In the present study, we observed activity against water-soluble wheat arabinoxylan, as demonstrated by the release of arabinose and acetic acid after 24 h of hydrolysis, proving that rPcAxe possessed α-l-arabinofuranosidase activity in addition to acetyl xylan esterase activity. rPcAxe in this study was active on pNPAF and arabinoxylan. It mainly displayed acetyl xylan esterase activity, and the activity towards arabinoxylan was low. Bifunctional enzymes showed one main enzyme activity, which was similar to what had been reported by Yang et al. [5]. The structure and composition of lignocellulose is complicated. Therefore, to effectively degrade lignocellulose, fungi usually secrete a set of extracellular lignocellulolytic enzymes [42], and anaerobic bacteria have evolved cell-associated multiprotein complexes known as the cellulosome [43] or xylosome [44]. Another important strategy in lignocellulolytic microbes is the induction of multifunctional enzymes to degrade different substrates [7], and this has received significant attention of late [5, 6, 45]. To our knowledge, the present work is the first detailed report of a bifunctional enzyme possessing acetyl xylan esterase and α-l-arabinofuranosidase activities. Acetyl xylan esterase and α-l-arabinofuranosidase are both important auxiliary enzymes. This bifunctional enzyme must be combined with cellulolytic/hemicellulolytic enzymes (e.g. cellulases or hemicellulases) to effectively degrade lignocellulose. Due to the bifunctionality of rPcAxe, the mixture of enzymes needed for effective lignocellulose hydrolysis can be reduced, which can lower the enzyme cost. Additionally, to a certain extent, the problems associated with the complex interactions and the difficulty in controlling different glycoside hydrolases can be avoided, and the efficiency of enzymatic hydrolysis improved. We anticipate being able to design simpler and lower-cost xylanolytic cocktails in the future based on the discovery of rPcAxe.

Conclusions

The novel bifunctional enzyme PcAxe was identified in P. chrysogenum P33. rPcAxe includes a carbohydrate esterase domain and a glycosyl hydrolase family 62 domain. rPcAxe is stable across a broad pH range, retaining 100% enzyme activity om pH 6–9 after a 1 h incubation. The enzyme tolerates the presence of a wide range of metal ions, and a significant synergy with xylanase was apparent; rPcAxe enhanced the hydrolysis of cellulose by hydrolyzing side groups, and improved the glucose yield. These findings expand our current knowledge of glycoside hydrolases and pave the way for the discovery of similar novel enzymes.

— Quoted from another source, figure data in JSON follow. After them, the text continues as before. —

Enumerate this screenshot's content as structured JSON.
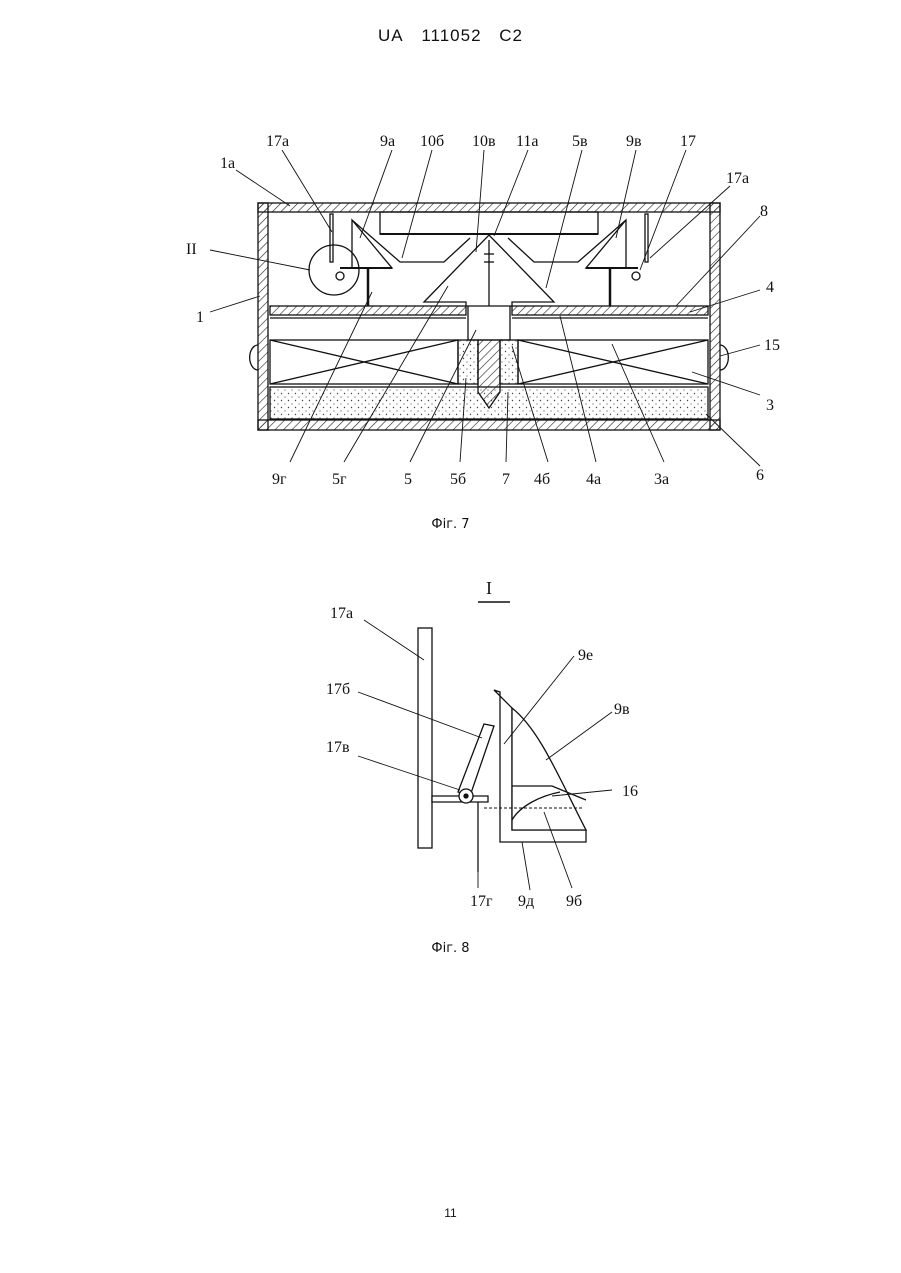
{
  "header": {
    "country": "UA",
    "number": "111052",
    "kind": "C2"
  },
  "page_number": "11",
  "figure7": {
    "caption": "Фіг. 7",
    "labels": {
      "l_17a_left": "17а",
      "l_1a": "1а",
      "l_9a": "9а",
      "l_10b": "10б",
      "l_10v": "10в",
      "l_11a": "11а",
      "l_5v": "5в",
      "l_9v": "9в",
      "l_17": "17",
      "l_17a_right": "17а",
      "l_8": "8",
      "l_II": "ІІ",
      "l_1": "1",
      "l_4": "4",
      "l_15": "15",
      "l_3": "3",
      "l_6": "6",
      "l_9g": "9г",
      "l_5g": "5г",
      "l_5": "5",
      "l_5b": "5б",
      "l_7": "7",
      "l_4b": "4б",
      "l_4a": "4а",
      "l_3a": "3а"
    }
  },
  "figure8": {
    "caption": "Фіг. 8",
    "section_label": "І",
    "labels": {
      "l_17a": "17а",
      "l_9e": "9е",
      "l_17b": "17б",
      "l_9v": "9в",
      "l_17v": "17в",
      "l_16": "16",
      "l_17g": "17г",
      "l_9d": "9д",
      "l_9b": "9б"
    }
  }
}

Additional file 1: Figure S1. Recombinant xylanase from S. commune. Lanes: M, standard protein molecular weight markers; rScXYL, recombinant xylanase from S. commune purified by affinity chromatography. The arrow indicates recombinant xylanase.

Additional file 2: Figure S2. Elution profiles of acetyl xylan esterase from P. chrysogenum P33 and SDS-PAGE analysis of purified PcAxe. a, Ion exchange chromatography. b, Gel filtration chromatography. c, Hydrophobic interaction chromatography. d, SDS-PAGE analysis of purified PcAxe. Lanes: M, standard protein molecular weight markers; AXE, purified PcAxe. The arrow indicates purified PcAxe.

Additional file 3: Figure S3. Phylogenetic tree of rPcAxe. The phylogenetic tree was constructed by the neighbor-joining method using MEGA 6.06 software. Aspfi, Aspergillus fischeri; Aspfu, Aspergillus fumigatus; Aspcl, Aspergillus clavatus; Aspfl, Aspergillus flavus; Aspno, Aspergillus nomius; Magor, Magnaporthe oryzae.

Additional file 4: Figure S4. Thermostability of purified rPcAxe with 4-nitrophenyl-α-L-arabinofuranoside as the substrate. Thermal stability was assessed by measuring the residual activity after incubation of rPcAxe at different temperatures for 1 h. The initial activity of rPcAxe not pre-incubated in different buffers was defined as 100%. Values are the means and standard deviations of triplicate experiments.

Additional file 5: Table S1. Hydrolysis of water-soluble wheat arabinoxylan by recombinant xylanase, rPcAxe and the enzymatic mix.